Sempre meno ‘forestieri’ si curano in Umbria

Lo evidenziano i dati della mobilità sanitaria: dal 2016 al 2019 la regione ha perso 14milioni di euro. In calo i ricoveri di non residenti .

L’Umbria sta progressivamente perdendo il potere di attrarre pazienti da fuori regione nelle strutture sanitarie pubbliche, ma anche private. In calo ortopedia, oncologia medica, oculistica, riabilitazione, le malattie del sangue, ma sostanzialmente tutte le specializzazioni oscillano in negativo. Negli ultimi tre anni (2016-2019) si è registrata una perdita secca del 16,3 per cento che si è tradotta in meno 13 milioni e mezzo nelle casse della sanità regionale. Dagli 83 milioni e mezzo ‘incassati’ nel 2016 si è passati ai 76,7 dell’anno dopo, fino ai 72.6 del 2018 e ai 69.967 del 2019 e solo per quanto riguarda i ricoveri ordinari e i day-hospital.

Una fetta riguarda anche il privato con una mobilità attiva che pesa per 10.336.843 euro sui bilanci (nel 2016 erano 18.600.561) e quella passiva per 33 milioni e mezzo, in crescita. Il 2020 non potrà necessariamente avere una performance migliore: l’anno del virus inciderà in maniera importante.
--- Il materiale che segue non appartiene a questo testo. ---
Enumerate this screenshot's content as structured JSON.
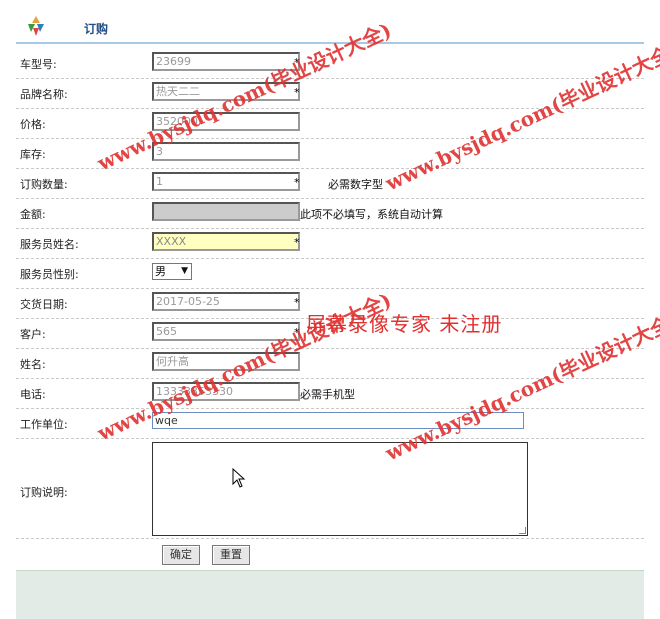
{
  "header": {
    "title": "订购"
  },
  "form": {
    "car_model_no": {
      "label": "车型号:",
      "value": "23699",
      "required": "*"
    },
    "brand_name": {
      "label": "品牌名称:",
      "value": "热天二二",
      "required": "*"
    },
    "price": {
      "label": "价格:",
      "value": "352000"
    },
    "stock": {
      "label": "库存:",
      "value": "3"
    },
    "order_qty": {
      "label": "订购数量:",
      "value": "1",
      "required": "*",
      "hint": "必需数字型"
    },
    "amount": {
      "label": "金额:",
      "value": "",
      "hint": "此项不必填写，系统自动计算"
    },
    "staff_name": {
      "label": "服务员姓名:",
      "value": "XXXX",
      "required": "*"
    },
    "staff_gender": {
      "label": "服务员性别:",
      "value": "男"
    },
    "delivery_date": {
      "label": "交货日期:",
      "value": "2017-05-25",
      "required": "*"
    },
    "customer": {
      "label": "客户:",
      "value": "565",
      "required": "*"
    },
    "name": {
      "label": "姓名:",
      "value": "何升高"
    },
    "phone": {
      "label": "电话:",
      "value": "13333353330",
      "hint": "必需手机型"
    },
    "work_unit": {
      "label": "工作单位:",
      "value": "wqe"
    },
    "order_note": {
      "label": "订购说明:",
      "value": ""
    }
  },
  "buttons": {
    "confirm": "确定",
    "reset": "重置"
  },
  "watermarks": {
    "site": "www.bysjdq.com(毕业设计大全)",
    "recorder": "屏幕录像专家  未注册"
  },
  "colors": {
    "accent": "#234f86",
    "watermark": "#e03030",
    "highlight_input": "#ffffc0",
    "disabled_input": "#cccccc"
  }
}
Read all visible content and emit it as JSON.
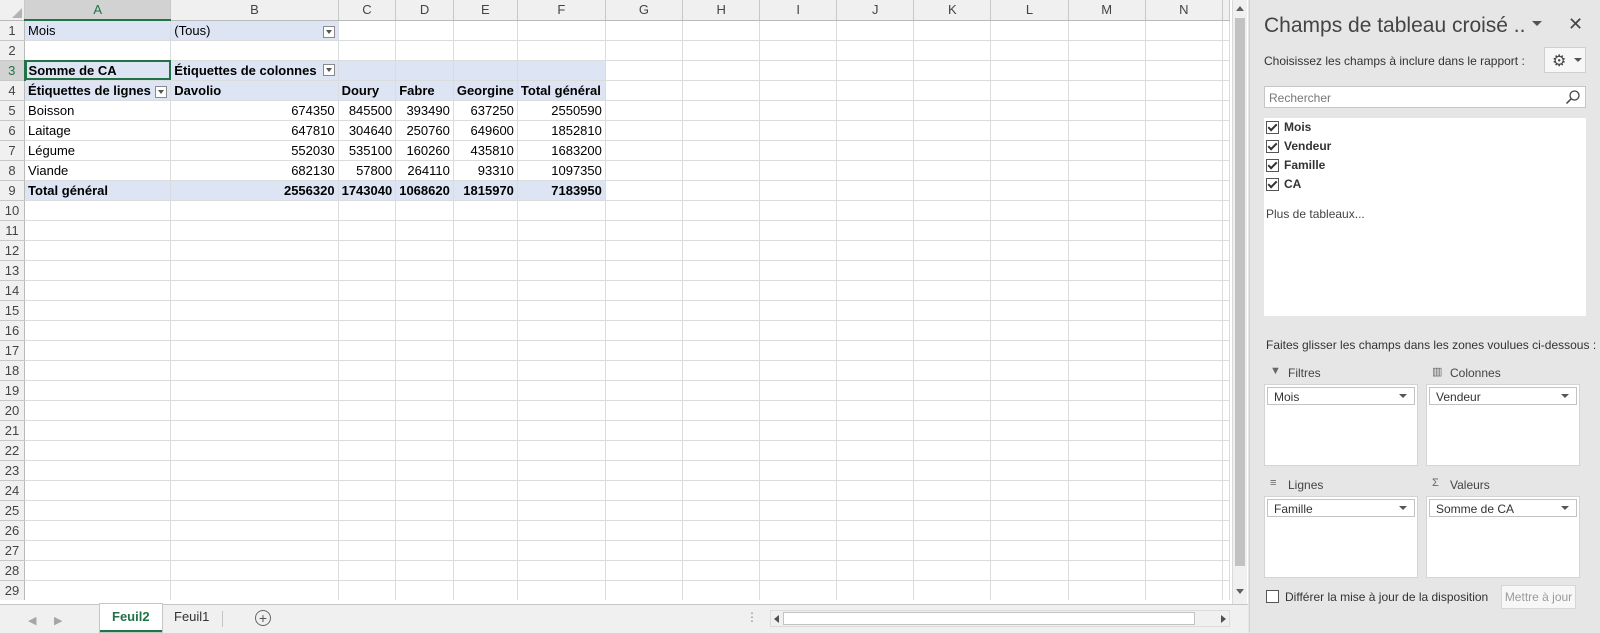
{
  "grid": {
    "columns": [
      "A",
      "B",
      "C",
      "D",
      "E",
      "F",
      "G",
      "H",
      "I",
      "J",
      "K",
      "L",
      "M",
      "N"
    ],
    "rows": [
      "1",
      "2",
      "3",
      "4",
      "5",
      "6",
      "7",
      "8",
      "9",
      "10",
      "11",
      "12",
      "13",
      "14",
      "15",
      "16",
      "17",
      "18",
      "19",
      "20",
      "21",
      "22",
      "23",
      "24",
      "25",
      "26",
      "27",
      "28",
      "29"
    ]
  },
  "pivot": {
    "filter_label": "Mois",
    "filter_value": "(Tous)",
    "value_field": "Somme de CA",
    "col_labels_header": "Étiquettes de colonnes",
    "row_labels_header": "Étiquettes de lignes",
    "col_headers": [
      "Davolio",
      "Doury",
      "Fabre",
      "Georgine",
      "Total général"
    ],
    "rows": [
      {
        "label": "Boisson",
        "values": [
          "674350",
          "845500",
          "393490",
          "637250",
          "2550590"
        ]
      },
      {
        "label": "Laitage",
        "values": [
          "647810",
          "304640",
          "250760",
          "649600",
          "1852810"
        ]
      },
      {
        "label": "Légume",
        "values": [
          "552030",
          "535100",
          "160260",
          "435810",
          "1683200"
        ]
      },
      {
        "label": "Viande",
        "values": [
          "682130",
          "57800",
          "264110",
          "93310",
          "1097350"
        ]
      }
    ],
    "total_row": {
      "label": "Total général",
      "values": [
        "2556320",
        "1743040",
        "1068620",
        "1815970",
        "7183950"
      ]
    }
  },
  "tabs": {
    "sheets": [
      "Feuil2",
      "Feuil1"
    ],
    "active": "Feuil2",
    "add_icon": "plus-circle-icon",
    "dots": "⋮"
  },
  "pane": {
    "title": "Champs de tableau croisé ..",
    "close": "✕",
    "subtitle": "Choisissez les champs à inclure dans le rapport :",
    "gear_icon": "gear-icon",
    "search_placeholder": "Rechercher",
    "fields": [
      {
        "label": "Mois",
        "checked": true
      },
      {
        "label": "Vendeur",
        "checked": true
      },
      {
        "label": "Famille",
        "checked": true
      },
      {
        "label": "CA",
        "checked": true
      }
    ],
    "more_tables": "Plus de tableaux...",
    "drag_hint": "Faites glisser les champs dans les zones voulues ci-dessous :",
    "zones": {
      "filters": {
        "label": "Filtres",
        "icon": "filter-icon",
        "item": "Mois"
      },
      "columns": {
        "label": "Colonnes",
        "icon": "columns-icon",
        "item": "Vendeur"
      },
      "rows": {
        "label": "Lignes",
        "icon": "rows-icon",
        "item": "Famille"
      },
      "values": {
        "label": "Valeurs",
        "icon": "sigma-icon",
        "item": "Somme de CA"
      }
    },
    "defer_label": "Différer la mise à jour de la disposition",
    "update_button": "Mettre à jour"
  },
  "colors": {
    "accent": "#217346",
    "pivot_fill": "#dde4f4"
  }
}
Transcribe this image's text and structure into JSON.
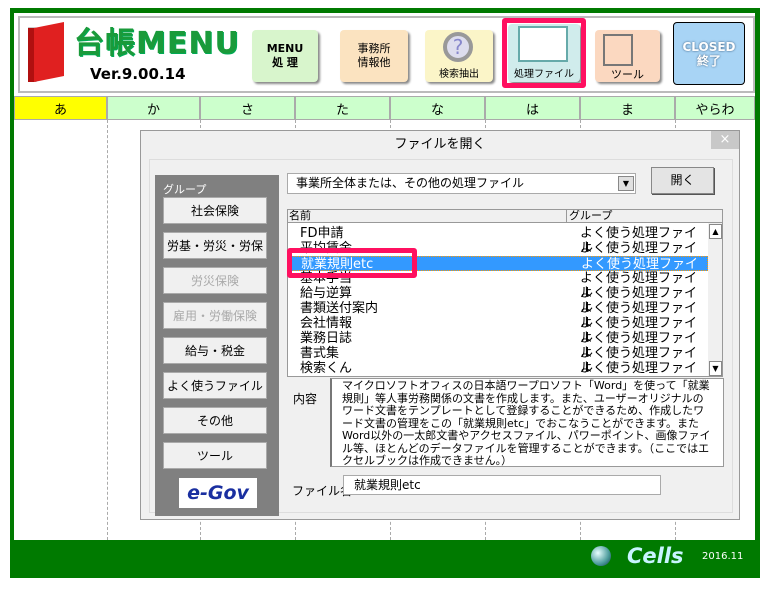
{
  "header": {
    "logo_title": "台帳MENU",
    "version": "Ver.9.00.14",
    "buttons": [
      {
        "label": "MENU\n処 理",
        "icon": "menu-icon",
        "color": "#d8f5cc"
      },
      {
        "label": "事務所\n情報他",
        "icon": "office-icon",
        "color": "#fbe3c0"
      },
      {
        "label": "検索抽出",
        "icon": "magnifier-question-icon",
        "color": "#fbf5c8"
      },
      {
        "label": "処理ファイル",
        "icon": "file-binder-icon",
        "color": "#d0ecec"
      },
      {
        "label": "ツール",
        "icon": "tool-icon",
        "color": "#fbd8c0"
      },
      {
        "label": "CLOSED\n終了",
        "icon": "closed-exit-icon",
        "color": "#a8d4f5"
      }
    ]
  },
  "tabs": [
    {
      "label": "あ",
      "active": true
    },
    {
      "label": "か"
    },
    {
      "label": "さ"
    },
    {
      "label": "た"
    },
    {
      "label": "な"
    },
    {
      "label": "は"
    },
    {
      "label": "ま"
    },
    {
      "label": "やらわ"
    }
  ],
  "dialog": {
    "title": "ファイルを開く",
    "close": "×",
    "group_label": "グループ",
    "groups": [
      {
        "label": "社会保険"
      },
      {
        "label": "労基・労災・労保"
      },
      {
        "label": "労災保険",
        "disabled": true
      },
      {
        "label": "雇用・労働保険",
        "disabled": true
      },
      {
        "label": "給与・税金"
      },
      {
        "label": "よく使うファイル"
      },
      {
        "label": "その他"
      },
      {
        "label": "ツール"
      }
    ],
    "egov": "e-Gov",
    "combo_value": "事業所全体または、その他の処理ファイル",
    "open_label": "開く",
    "list_headers": {
      "name": "名前",
      "group": "グループ"
    },
    "rows": [
      {
        "name": "FD申請",
        "group": "よく使う処理ファイル"
      },
      {
        "name": "平均賃金",
        "group": "よく使う処理ファイル"
      },
      {
        "name": "就業規則etc",
        "group": "よく使う処理ファイル",
        "selected": true
      },
      {
        "name": "基本手当",
        "group": "よく使う処理ファイル"
      },
      {
        "name": "給与逆算",
        "group": "よく使う処理ファイル"
      },
      {
        "name": "書類送付案内",
        "group": "よく使う処理ファイル"
      },
      {
        "name": "会社情報",
        "group": "よく使う処理ファイル"
      },
      {
        "name": "業務日誌",
        "group": "よく使う処理ファイル"
      },
      {
        "name": "書式集",
        "group": "よく使う処理ファイル"
      },
      {
        "name": "検索くん",
        "group": "よく使う処理ファイル"
      }
    ],
    "content_label": "内容",
    "content": "マイクロソフトオフィスの日本語ワープロソフト「Word」を使って「就業規則」等人事労務関係の文書を作成します。また、ユーザーオリジナルのワード文書をテンプレートとして登録することができるため、作成したワード文書の管理をこの「就業規則etc」でおこなうことができます。またWord以外の一太郎文書やアクセスファイル、パワーポイント、画像ファイル等、ほとんどのデータファイルを管理することができます。（ここではエクセルブックは作成できません。）",
    "filename_label": "ファイル名",
    "filename": "就業規則etc"
  },
  "footer": {
    "brand": "Cells",
    "date": "2016.11"
  },
  "colors": {
    "frame": "#007a00",
    "highlight": "#ff1060",
    "selection": "#3399ff",
    "tab_active": "#ffff00",
    "tab": "#ccffcc"
  }
}
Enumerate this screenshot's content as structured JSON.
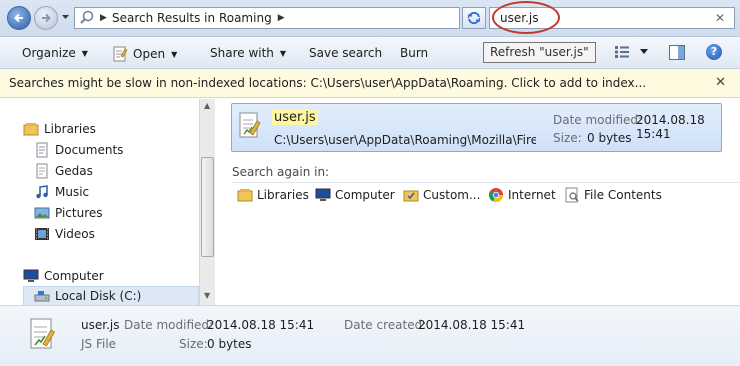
{
  "address": {
    "location": "Search Results in Roaming"
  },
  "search": {
    "query": "user.js"
  },
  "tooltip": "Refresh \"user.js\"",
  "toolbar": {
    "organize": "Organize",
    "open": "Open",
    "share_with": "Share with",
    "save_search": "Save search",
    "burn": "Burn"
  },
  "infobar": {
    "message": "Searches might be slow in non-indexed locations: C:\\Users\\user\\AppData\\Roaming. Click to add to index..."
  },
  "nav": {
    "libraries": "Libraries",
    "items": [
      "Documents",
      "Gedas",
      "Music",
      "Pictures",
      "Videos"
    ],
    "computer": "Computer",
    "local_disk": "Local Disk (C:)"
  },
  "result": {
    "name": "user.js",
    "path": "C:\\Users\\user\\AppData\\Roaming\\Mozilla\\Firefo...",
    "date_label": "Date modified:",
    "date": "2014.08.18 15:41",
    "size_label": "Size:",
    "size": "0 bytes"
  },
  "search_again": {
    "heading": "Search again in:",
    "options": [
      "Libraries",
      "Computer",
      "Custom...",
      "Internet",
      "File Contents"
    ]
  },
  "details": {
    "name": "user.js",
    "type": "JS File",
    "date_modified_label": "Date modified:",
    "date_modified": "2014.08.18 15:41",
    "size_label": "Size:",
    "size": "0 bytes",
    "date_created_label": "Date created:",
    "date_created": "2014.08.18 15:41"
  },
  "colors": {
    "highlight_circle": "#c0392b",
    "selection": "#cfe1f8",
    "infobar": "#fefadf"
  }
}
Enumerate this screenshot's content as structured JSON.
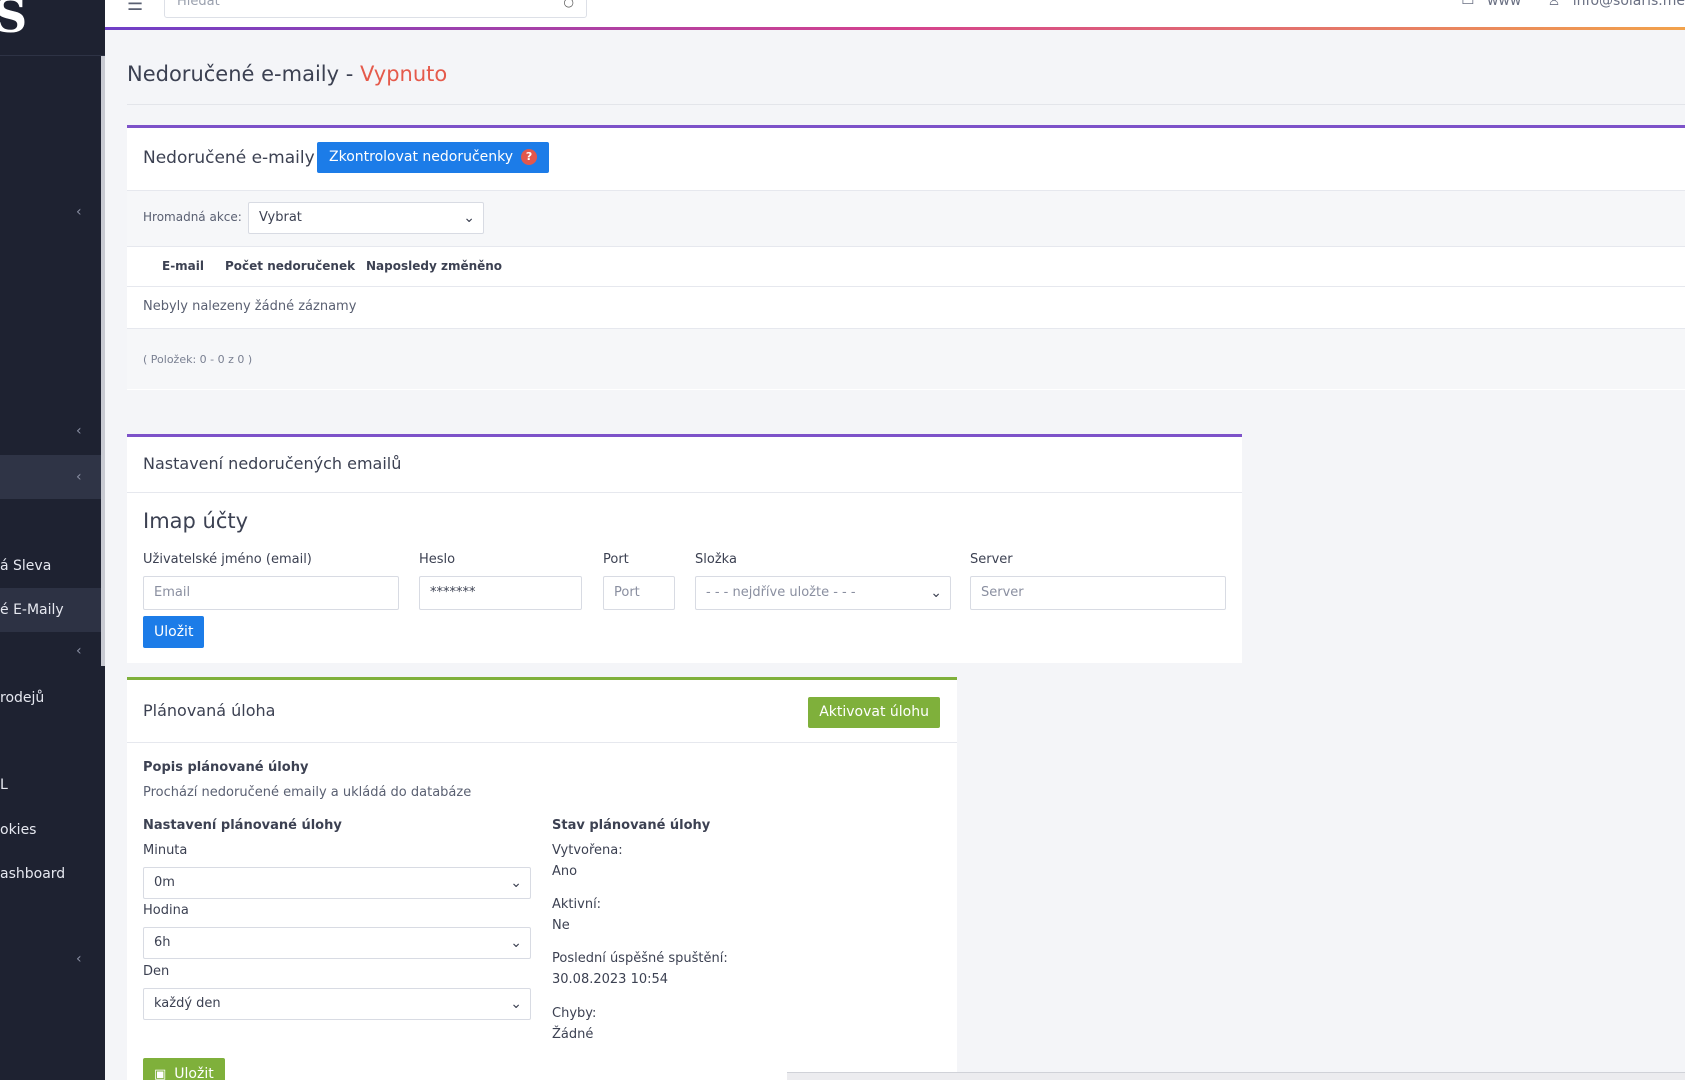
{
  "sidebar": {
    "logo_text": "S",
    "items": [
      {
        "label": "á Sleva"
      },
      {
        "label": "é E-Maily"
      },
      {
        "label": "rodejů"
      },
      {
        "label": "L"
      },
      {
        "label": "okies"
      },
      {
        "label": "ashboard"
      }
    ],
    "chevron": "‹"
  },
  "topbar": {
    "search_placeholder": "Hledat",
    "www_label": "www",
    "user_label": "info@solaris.me"
  },
  "page": {
    "title": "Nedoručené e-maily - ",
    "state": "Vypnuto"
  },
  "undelivered": {
    "title": "Nedoručené e-maily",
    "check_button": "Zkontrolovat nedoručenky",
    "help_badge": "?",
    "bulk_label": "Hromadná akce:",
    "bulk_select": "Vybrat",
    "columns": [
      "E-mail",
      "Počet nedoručenek",
      "Naposledy změněno"
    ],
    "empty_text": "Nebyly nalezeny žádné záznamy",
    "footer_text": "( Položek: 0 - 0 z 0 )"
  },
  "settings": {
    "title": "Nastavení nedoručených emailů",
    "imap_title": "Imap účty",
    "labels": {
      "user": "Uživatelské jméno (email)",
      "password": "Heslo",
      "port": "Port",
      "folder": "Složka",
      "server": "Server"
    },
    "inputs": {
      "user_placeholder": "Email",
      "password_value": "*******",
      "port_placeholder": "Port",
      "folder_value": "- - - nejdříve uložte - - -",
      "server_placeholder": "Server"
    },
    "save_button": "Uložit"
  },
  "task": {
    "title": "Plánovaná úloha",
    "activate_button": "Aktivovat úlohu",
    "desc_title": "Popis plánované úlohy",
    "desc_text": "Prochází nedoručené emaily a ukládá do databáze",
    "settings_title": "Nastavení plánované úlohy",
    "minute_label": "Minuta",
    "minute_value": "0m",
    "hour_label": "Hodina",
    "hour_value": "6h",
    "day_label": "Den",
    "day_value": "každý den",
    "status_title": "Stav plánované úlohy",
    "created_label": "Vytvořena:",
    "created_value": "Ano",
    "active_label": "Aktivní:",
    "active_value": "Ne",
    "last_run_label": "Poslední úspěšné spuštění:",
    "last_run_value": "30.08.2023 10:54",
    "errors_label": "Chyby:",
    "errors_value": "Žádné",
    "save_button": "Uložit"
  },
  "colors": {
    "sidebar_bg": "#1e2231",
    "primary": "#1c7ce8",
    "success": "#7fb03b",
    "danger": "#e55a4b",
    "purple": "#7d52c9"
  }
}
Il ’saldo’ diventa ancora più critico se ai ricoveri si aggiungono le altre voci: per la specialistica ambulatoriale nel 2019 sono andati altrove 14.509.312 euro, mentre 1.121.425 sono stati spesi per le cure termali oltre confine.

I pazienti ‘in fuga’ invece sono rimasti pressoché stabili passati dai 19.530 del 2016 ai 18.247 del 2019 solo per i ricoveri: sintomo che le regioni limitrofe non sono diventate più aggressive, tranne qualche eccezione. La terra d’elezione per i malati umbri si conferma la Toscana con gli attuali 5.793 ricoveri contro i 7.266 del 2016 mentre un balzo importante in avanti si è registrato in Emilia Romagna dove, valigia in mano, sono sbarcati a curarsi ben 5.793 umbri contro gli ‘appena’ 2.274 di tre anni fa. Stabile la migrazione verso il Bambin Gesù, catalogato a parte. I campi di maggiore migrazione sanitaria restano l’ortopedia, il sistema cardiovascolare e chirurgico, l’oncologia chirurgica, la riabilitazione e lungo degenza, la chirurgia pediatrica. Si va fuori regione anche per curare i disturbi mentali e le cure dermatologiche.

Se sostanzialmente c’è un pari tra mobilità attiva e passiva, almeno sui numeri dei pazienti che dovrebbe essere segnale di equilibrio, dai dati economici in possesso della Regione Umbria emerge un lento e preoccupante declino negli ultimi anni: la situazione è precipitata dal 2013, quando il fatturato della mobilità attiva segnava il passo dei 100 milioni di euro e la passiva gli 89milioni. Sono calati in particolare i malati importati dal Lazio (da 11.562 a 9.907), dalla Calabria (da 718 a 533), dalla Toscana (da 3.508na 2.618). Aumentati leggermente gli ingressi sanitari dalle Marche (sono 2.818 contro i 2.421 degli anni precedenti).

Dall’elaborazione della Fondazione Gimbe si scopre che nel 2017 l’Umbria era al 13esimo posto dopo le regioni con maggiore attrattività che vedono in cima alla lista Lombardia, Emilia, Veneto, Lazio e Toscana, tanto che in quell’anno c’era un ’negativo minimo’. Le cause possono essere ricondotte alla qualità dei servizi, alla presenza di professionisti e alla difficoltà di raggiungere un territorio come l’Umbria, da sempre carente in termini di infrastrutture.